Plaintiffs thereafter filed this action to vacate the arbitrator’s award.

CONCLUSIONS OF LAW

It is well settled that an arbitrator’s award pursuant to an arbitration provision in a collective bargaining agreement, which provides that such decision will be final and binding, is subject to judicial review only to determine whether an award “draws its essence from the collective bargaining agreement” and whether “the arbitrator’s words manifest an infidelity to this obligation.” United Steelworkers of America v. Enterprise Wheel & Car Corp., 363 U.S. 593, 597, 80 S.Ct. 1358, 1361, 4 L.Ed.2d 1424. An arbitrator’s award draws its essence from the collective bargaining agreement “if the interpretation can in some rational manner be derived from the agreement viewed in the light of its language, its context, and any other indicia of the parties’ intention____” Ludwig Honold Manufacturing Co. v. Fletcher, 405 F.2d 1123, 1128 (3rd Cir.1969).

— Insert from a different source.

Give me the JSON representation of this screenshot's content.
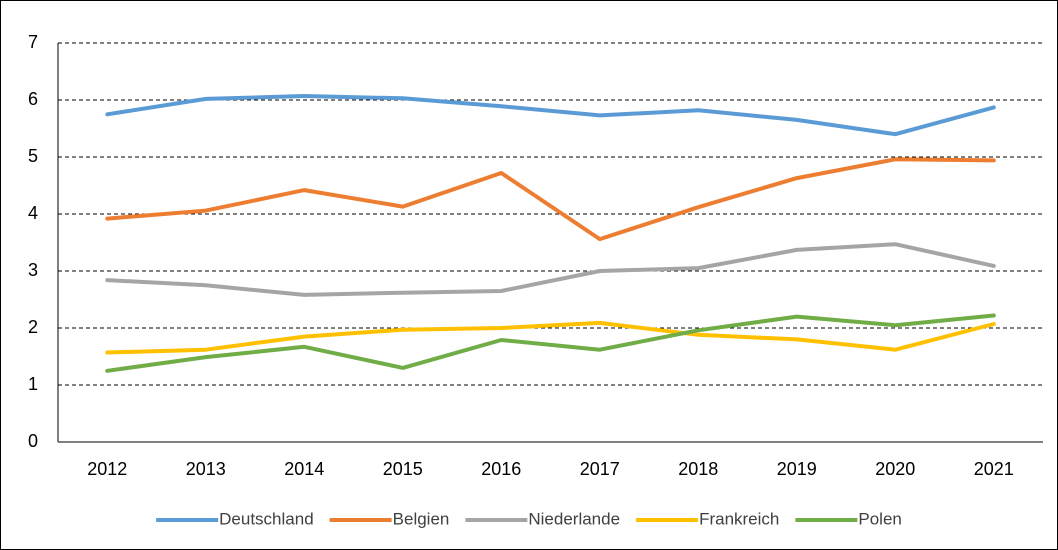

Careful review of the evidence presented to the arbitrator clearly estab*1074lishes that the arbitrator’s decision indeed drew “its essence from the collective bargaining agreement.” Arbitrator Segal concluded that the employer violated Article 1A, Section (h) of the Agreement. In drawing his conclusion, the arbitrator found, pursuant to the written contract between Big Bear and Contract Coals, that Big Bear was the owner or lessee of the Eagle seam of coal. Furthermore, because of the involvement of Big Bear with Contract Coals in the development of the subject mine, i.e., the state mining permit was obtained by Big Bear and Big Bear built the power plant and provided electrical power for the mine, the arbitrator found that Big Bear licensed out “coal mining operations on coal lands ... held under lease or sublease____” Finally, the arbitrator concluded that because the layoffs occurred while mining operations were in progress on Big Bear’s property by a licensee of Big Bear who furnished coal to Big Bear, that the licensing out caused or resulted in the layoffs of Big Bear employees. Based upon the facts presented to him, Arbitrator Se-gal rendered a rational decision.

Although plaintiffs contend that the arbitrator exceeded the scope of his authority in fashioning the remedy herein, the Court notes that the relief granted was solely against Big Bear, that the unions were not granted retrospective relief and neither was the contract between Big Bear and Contract Coals declared void unless necessary to do so in order to comply with the award.

Remindful of the limited judicial scope of review in these matters, the Court has determined that there is no basis for vacating the arbitrator’s award. Therefore, defendant’s Motion for summary judgment will be granted.